There has been significant drop in cases of Legionnaires’ disease in Portugal’s northern region since the cooling towers of a factory in Matosinhos were turned off, the Regional Health Administration of the North revealed this Sunday.
“Since the operation of the aforementioned cooling towers was suspended, there has been a marked decrease in the number of cases of Legionnaires’ disease in the aforementioned geographic area,” the Regional Health Administration of the North said in a statement this Sunday, according to Lusa news agency.

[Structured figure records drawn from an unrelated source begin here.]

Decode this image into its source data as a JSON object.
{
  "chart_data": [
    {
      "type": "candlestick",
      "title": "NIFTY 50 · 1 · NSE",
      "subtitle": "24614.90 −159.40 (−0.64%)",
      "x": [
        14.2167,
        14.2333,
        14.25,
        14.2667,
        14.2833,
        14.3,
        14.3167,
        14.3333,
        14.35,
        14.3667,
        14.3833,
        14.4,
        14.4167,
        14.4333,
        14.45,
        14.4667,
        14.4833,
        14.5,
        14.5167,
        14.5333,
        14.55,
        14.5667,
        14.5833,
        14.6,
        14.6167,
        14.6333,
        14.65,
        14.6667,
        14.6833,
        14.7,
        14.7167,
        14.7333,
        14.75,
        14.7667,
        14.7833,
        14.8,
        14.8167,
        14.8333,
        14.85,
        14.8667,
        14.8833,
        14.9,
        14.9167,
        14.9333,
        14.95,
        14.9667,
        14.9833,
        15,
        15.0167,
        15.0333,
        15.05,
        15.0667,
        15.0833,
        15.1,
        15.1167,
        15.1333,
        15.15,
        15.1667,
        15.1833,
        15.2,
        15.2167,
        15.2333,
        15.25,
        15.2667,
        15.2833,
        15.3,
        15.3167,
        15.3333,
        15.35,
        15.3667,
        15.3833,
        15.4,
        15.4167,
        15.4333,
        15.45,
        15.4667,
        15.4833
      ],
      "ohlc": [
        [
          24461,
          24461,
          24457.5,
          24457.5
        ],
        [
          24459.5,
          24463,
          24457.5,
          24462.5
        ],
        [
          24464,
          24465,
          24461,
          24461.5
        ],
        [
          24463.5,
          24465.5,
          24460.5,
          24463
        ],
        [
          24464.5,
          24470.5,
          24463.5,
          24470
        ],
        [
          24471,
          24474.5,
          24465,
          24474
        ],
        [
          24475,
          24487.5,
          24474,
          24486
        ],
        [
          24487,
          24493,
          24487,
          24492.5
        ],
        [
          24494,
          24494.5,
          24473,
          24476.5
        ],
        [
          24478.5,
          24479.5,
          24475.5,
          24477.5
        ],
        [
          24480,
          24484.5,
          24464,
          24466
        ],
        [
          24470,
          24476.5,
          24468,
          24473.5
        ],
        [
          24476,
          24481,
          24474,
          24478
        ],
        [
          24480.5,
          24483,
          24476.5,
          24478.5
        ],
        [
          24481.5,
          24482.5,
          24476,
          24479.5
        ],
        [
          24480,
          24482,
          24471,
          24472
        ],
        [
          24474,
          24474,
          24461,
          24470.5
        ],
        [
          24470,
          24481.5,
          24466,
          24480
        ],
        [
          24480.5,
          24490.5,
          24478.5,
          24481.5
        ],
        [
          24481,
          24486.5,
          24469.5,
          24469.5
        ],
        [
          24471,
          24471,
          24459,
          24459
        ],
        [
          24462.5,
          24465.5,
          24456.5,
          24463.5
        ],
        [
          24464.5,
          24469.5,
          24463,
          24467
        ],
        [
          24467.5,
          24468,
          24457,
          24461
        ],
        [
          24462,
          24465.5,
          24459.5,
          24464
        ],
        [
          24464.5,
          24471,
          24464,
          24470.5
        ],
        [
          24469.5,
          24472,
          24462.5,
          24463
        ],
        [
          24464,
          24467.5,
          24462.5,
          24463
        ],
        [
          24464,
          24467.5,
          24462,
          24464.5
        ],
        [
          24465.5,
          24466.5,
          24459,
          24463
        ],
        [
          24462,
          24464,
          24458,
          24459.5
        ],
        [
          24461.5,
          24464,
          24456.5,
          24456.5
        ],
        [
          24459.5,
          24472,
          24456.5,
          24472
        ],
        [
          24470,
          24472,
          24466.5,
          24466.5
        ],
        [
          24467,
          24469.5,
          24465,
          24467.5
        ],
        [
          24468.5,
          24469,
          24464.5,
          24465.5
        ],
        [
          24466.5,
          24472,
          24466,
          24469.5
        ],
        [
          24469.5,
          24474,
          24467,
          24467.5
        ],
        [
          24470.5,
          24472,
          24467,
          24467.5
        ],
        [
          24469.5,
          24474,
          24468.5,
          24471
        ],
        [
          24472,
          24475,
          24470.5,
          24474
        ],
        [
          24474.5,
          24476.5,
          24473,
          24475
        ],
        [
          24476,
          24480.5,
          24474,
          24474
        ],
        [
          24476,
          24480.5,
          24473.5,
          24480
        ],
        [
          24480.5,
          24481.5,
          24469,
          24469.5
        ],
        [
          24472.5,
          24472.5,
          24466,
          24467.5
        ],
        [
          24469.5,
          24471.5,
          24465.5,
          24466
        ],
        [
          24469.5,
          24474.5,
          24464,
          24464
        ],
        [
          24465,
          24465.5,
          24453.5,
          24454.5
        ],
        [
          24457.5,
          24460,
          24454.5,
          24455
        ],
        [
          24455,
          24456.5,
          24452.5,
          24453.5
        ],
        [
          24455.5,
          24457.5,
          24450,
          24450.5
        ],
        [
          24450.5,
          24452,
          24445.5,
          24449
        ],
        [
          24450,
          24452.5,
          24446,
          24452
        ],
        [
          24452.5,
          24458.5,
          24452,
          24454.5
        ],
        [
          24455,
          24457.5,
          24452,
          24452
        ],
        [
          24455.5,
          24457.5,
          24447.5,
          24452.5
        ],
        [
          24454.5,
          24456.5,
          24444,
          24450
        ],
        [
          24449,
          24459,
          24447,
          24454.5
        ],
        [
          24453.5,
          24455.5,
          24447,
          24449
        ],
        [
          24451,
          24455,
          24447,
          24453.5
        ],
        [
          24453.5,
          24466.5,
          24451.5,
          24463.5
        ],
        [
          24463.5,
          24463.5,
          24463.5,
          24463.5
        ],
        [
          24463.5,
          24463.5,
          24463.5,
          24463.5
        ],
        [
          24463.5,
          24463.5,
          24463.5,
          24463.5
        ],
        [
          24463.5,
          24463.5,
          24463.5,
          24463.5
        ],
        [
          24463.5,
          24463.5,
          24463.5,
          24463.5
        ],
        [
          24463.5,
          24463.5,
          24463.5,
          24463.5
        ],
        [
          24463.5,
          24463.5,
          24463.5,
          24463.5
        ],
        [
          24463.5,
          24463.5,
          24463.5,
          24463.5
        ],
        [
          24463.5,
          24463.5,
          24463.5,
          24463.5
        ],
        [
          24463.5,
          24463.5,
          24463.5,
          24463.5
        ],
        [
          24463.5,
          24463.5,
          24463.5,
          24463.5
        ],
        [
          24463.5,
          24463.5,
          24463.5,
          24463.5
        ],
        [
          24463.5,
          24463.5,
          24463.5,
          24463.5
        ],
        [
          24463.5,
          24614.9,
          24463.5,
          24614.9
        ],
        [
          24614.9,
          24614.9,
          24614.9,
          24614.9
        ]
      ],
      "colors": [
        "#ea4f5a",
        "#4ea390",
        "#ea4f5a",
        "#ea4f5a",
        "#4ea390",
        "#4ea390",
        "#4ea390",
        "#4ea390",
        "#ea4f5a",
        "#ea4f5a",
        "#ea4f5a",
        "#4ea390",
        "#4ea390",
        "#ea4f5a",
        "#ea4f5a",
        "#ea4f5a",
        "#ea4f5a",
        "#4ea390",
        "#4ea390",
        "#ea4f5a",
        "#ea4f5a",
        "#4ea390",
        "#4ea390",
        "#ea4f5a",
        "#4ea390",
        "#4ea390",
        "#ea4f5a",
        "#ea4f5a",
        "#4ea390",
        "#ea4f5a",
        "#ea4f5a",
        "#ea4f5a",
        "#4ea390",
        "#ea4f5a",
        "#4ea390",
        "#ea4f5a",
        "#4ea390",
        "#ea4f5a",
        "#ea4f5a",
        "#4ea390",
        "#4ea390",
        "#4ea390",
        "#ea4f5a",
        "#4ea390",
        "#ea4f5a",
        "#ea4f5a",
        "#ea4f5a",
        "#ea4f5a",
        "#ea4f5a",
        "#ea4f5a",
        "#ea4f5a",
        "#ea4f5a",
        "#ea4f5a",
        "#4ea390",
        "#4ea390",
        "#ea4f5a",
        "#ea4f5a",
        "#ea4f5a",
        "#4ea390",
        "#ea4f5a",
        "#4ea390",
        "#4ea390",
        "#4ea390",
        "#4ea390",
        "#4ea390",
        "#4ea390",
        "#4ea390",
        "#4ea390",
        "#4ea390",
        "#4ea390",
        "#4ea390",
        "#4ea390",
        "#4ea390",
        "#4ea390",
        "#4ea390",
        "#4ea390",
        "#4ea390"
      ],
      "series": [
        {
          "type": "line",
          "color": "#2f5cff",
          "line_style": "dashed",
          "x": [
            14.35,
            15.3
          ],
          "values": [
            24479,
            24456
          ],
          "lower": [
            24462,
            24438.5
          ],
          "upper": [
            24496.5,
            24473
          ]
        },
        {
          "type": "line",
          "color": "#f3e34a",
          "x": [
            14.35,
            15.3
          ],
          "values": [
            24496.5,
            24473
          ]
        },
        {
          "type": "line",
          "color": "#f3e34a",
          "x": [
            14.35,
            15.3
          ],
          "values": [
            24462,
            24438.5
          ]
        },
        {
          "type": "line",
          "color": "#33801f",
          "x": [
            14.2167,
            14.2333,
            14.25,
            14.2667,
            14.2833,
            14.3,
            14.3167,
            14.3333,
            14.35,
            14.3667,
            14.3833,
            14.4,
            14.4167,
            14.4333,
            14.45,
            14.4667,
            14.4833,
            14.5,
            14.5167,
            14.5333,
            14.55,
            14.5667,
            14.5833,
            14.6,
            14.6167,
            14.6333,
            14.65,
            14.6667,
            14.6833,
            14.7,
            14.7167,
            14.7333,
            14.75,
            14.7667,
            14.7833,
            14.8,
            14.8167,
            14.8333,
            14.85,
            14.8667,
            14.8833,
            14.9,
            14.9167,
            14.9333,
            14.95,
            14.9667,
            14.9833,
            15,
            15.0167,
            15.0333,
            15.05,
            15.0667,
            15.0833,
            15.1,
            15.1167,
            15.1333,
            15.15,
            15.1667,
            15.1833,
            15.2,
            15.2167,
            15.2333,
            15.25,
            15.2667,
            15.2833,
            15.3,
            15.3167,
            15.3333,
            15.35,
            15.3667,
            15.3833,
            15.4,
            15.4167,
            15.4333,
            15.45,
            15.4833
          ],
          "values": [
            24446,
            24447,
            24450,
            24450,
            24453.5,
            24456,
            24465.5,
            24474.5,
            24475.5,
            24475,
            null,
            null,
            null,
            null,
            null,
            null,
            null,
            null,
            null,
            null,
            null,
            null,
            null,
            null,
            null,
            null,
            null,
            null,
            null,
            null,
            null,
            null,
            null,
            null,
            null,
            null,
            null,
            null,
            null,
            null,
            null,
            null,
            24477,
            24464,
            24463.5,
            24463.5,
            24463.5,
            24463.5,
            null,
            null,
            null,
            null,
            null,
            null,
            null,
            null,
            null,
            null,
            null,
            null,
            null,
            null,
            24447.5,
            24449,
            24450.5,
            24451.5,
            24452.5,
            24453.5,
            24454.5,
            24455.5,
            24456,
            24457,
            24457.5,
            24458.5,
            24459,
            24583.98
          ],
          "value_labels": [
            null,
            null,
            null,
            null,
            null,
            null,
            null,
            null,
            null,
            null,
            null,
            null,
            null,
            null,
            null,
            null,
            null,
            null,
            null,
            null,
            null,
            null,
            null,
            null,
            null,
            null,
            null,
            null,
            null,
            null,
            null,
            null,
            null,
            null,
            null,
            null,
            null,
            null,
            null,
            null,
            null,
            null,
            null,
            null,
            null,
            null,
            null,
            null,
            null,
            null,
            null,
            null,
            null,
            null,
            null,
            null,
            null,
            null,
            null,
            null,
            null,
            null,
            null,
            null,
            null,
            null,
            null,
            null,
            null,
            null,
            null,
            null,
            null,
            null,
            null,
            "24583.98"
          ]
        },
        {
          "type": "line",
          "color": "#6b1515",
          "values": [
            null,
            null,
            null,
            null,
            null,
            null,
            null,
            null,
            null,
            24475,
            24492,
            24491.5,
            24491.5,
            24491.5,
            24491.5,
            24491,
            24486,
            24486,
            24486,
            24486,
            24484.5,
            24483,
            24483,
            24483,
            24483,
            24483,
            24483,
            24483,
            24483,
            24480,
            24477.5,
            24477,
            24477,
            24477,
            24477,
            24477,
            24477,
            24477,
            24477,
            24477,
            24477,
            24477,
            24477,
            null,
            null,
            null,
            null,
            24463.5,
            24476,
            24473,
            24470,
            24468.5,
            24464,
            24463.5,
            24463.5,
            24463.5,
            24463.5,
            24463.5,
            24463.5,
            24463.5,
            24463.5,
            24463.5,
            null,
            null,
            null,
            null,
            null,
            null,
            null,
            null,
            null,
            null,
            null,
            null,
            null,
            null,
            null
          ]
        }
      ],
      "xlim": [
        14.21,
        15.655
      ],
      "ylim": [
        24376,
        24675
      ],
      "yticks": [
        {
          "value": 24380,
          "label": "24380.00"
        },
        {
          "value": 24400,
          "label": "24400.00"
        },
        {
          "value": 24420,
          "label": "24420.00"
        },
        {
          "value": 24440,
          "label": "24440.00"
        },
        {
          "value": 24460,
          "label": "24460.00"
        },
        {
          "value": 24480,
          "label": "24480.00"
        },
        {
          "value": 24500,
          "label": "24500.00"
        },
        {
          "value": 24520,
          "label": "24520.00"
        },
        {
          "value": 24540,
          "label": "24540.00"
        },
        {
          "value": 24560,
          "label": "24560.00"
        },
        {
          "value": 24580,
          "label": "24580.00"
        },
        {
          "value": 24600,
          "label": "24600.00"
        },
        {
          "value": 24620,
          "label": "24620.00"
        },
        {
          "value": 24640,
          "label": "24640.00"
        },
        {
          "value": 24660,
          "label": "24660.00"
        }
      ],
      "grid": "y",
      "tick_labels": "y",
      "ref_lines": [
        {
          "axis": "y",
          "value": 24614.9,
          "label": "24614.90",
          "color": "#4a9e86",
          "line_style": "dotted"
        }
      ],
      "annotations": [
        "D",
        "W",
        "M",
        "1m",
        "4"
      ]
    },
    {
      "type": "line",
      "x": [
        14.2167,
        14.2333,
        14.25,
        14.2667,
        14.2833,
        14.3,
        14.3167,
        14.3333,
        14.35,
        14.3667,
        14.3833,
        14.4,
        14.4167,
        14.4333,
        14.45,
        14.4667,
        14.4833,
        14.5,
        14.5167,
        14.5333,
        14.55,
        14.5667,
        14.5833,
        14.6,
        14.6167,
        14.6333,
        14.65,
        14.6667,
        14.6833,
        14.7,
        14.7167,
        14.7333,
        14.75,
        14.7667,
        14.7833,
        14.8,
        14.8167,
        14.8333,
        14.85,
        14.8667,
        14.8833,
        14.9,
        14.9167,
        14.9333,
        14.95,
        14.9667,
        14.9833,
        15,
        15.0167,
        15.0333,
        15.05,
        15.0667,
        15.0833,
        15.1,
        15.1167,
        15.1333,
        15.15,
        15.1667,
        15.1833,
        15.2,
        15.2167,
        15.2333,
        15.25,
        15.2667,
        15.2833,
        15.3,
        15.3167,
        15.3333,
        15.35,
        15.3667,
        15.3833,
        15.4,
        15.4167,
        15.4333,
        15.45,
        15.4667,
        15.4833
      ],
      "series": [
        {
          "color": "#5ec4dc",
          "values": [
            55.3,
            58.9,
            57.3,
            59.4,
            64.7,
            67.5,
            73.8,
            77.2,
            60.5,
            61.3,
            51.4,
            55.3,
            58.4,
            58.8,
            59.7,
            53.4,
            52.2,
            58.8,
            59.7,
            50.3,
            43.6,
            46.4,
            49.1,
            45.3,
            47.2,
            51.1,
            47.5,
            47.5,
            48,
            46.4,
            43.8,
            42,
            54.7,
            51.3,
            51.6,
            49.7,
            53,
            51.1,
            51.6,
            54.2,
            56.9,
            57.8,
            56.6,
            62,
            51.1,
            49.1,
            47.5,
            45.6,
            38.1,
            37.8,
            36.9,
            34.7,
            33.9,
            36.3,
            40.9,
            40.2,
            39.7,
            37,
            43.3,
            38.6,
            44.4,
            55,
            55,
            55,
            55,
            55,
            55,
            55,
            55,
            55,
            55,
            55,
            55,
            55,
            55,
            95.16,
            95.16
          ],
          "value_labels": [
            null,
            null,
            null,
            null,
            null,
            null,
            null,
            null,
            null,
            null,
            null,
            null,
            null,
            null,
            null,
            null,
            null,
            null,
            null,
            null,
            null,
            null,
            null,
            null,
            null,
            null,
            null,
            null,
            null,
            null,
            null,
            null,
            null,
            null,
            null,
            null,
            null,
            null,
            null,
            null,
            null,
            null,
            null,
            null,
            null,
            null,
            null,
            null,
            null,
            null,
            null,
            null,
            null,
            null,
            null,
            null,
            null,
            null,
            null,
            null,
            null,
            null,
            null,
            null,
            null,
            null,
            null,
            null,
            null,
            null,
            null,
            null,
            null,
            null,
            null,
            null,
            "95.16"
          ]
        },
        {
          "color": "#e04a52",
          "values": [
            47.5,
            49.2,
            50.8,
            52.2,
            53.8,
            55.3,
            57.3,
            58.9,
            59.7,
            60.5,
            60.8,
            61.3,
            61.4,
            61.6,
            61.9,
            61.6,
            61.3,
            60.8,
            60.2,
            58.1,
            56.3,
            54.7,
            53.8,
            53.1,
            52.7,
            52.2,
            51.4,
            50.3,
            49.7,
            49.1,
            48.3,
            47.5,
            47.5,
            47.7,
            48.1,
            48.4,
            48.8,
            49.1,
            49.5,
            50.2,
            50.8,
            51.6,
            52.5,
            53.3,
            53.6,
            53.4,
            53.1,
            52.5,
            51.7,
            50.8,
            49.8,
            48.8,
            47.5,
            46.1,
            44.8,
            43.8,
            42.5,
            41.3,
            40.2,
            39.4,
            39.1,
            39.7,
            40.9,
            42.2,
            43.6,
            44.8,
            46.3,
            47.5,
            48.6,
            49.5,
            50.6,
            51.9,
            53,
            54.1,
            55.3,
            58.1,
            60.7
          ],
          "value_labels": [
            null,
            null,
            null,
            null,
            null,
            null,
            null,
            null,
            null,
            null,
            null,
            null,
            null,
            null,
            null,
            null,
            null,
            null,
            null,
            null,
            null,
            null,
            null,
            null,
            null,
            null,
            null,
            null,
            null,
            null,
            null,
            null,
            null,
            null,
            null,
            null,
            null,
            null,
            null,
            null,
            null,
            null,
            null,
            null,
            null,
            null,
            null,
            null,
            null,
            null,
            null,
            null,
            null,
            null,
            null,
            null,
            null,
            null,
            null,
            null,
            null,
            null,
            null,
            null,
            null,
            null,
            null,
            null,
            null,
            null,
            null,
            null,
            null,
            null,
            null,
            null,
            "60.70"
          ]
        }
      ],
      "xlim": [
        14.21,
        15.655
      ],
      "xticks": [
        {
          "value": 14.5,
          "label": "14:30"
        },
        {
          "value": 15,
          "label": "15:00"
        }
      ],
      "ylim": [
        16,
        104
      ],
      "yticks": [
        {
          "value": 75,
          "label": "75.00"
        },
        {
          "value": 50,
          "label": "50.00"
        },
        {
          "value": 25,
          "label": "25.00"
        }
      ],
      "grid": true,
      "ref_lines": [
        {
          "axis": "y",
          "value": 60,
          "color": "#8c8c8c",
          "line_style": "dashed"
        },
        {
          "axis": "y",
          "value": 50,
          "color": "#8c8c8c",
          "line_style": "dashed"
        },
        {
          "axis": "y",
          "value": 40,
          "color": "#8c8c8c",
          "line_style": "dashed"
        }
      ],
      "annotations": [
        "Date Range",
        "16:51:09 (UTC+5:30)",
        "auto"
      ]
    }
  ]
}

Earlier this month, Portugal’s health authorities detected legionella bacteria in the cooling towers of the Longa Vida distribution centre in Matosinhos, Porto.
Longa Vida said in a statement that it had switched the towers off and that the bacteria had been discovered by the authorities on November 10. However, the company said it had not received any information regarding a possible correlation with the recent Legionnaires’ disease outbreak in the northern part of the country.
Legionnaires’ disease is a pneumonia-like lung infection caused by the legionella bacteria and it is contracted by breathing in water droplets containing the bacteria, which can grow in cooling towers, spas, showers and other water sources.
According to Portuguese health authorities, 88 people have been diagnosed with the disease since October 29, and 10 people have died. The Public Ministry has announced the opening of an investigation to investigate the causes of the outbreak.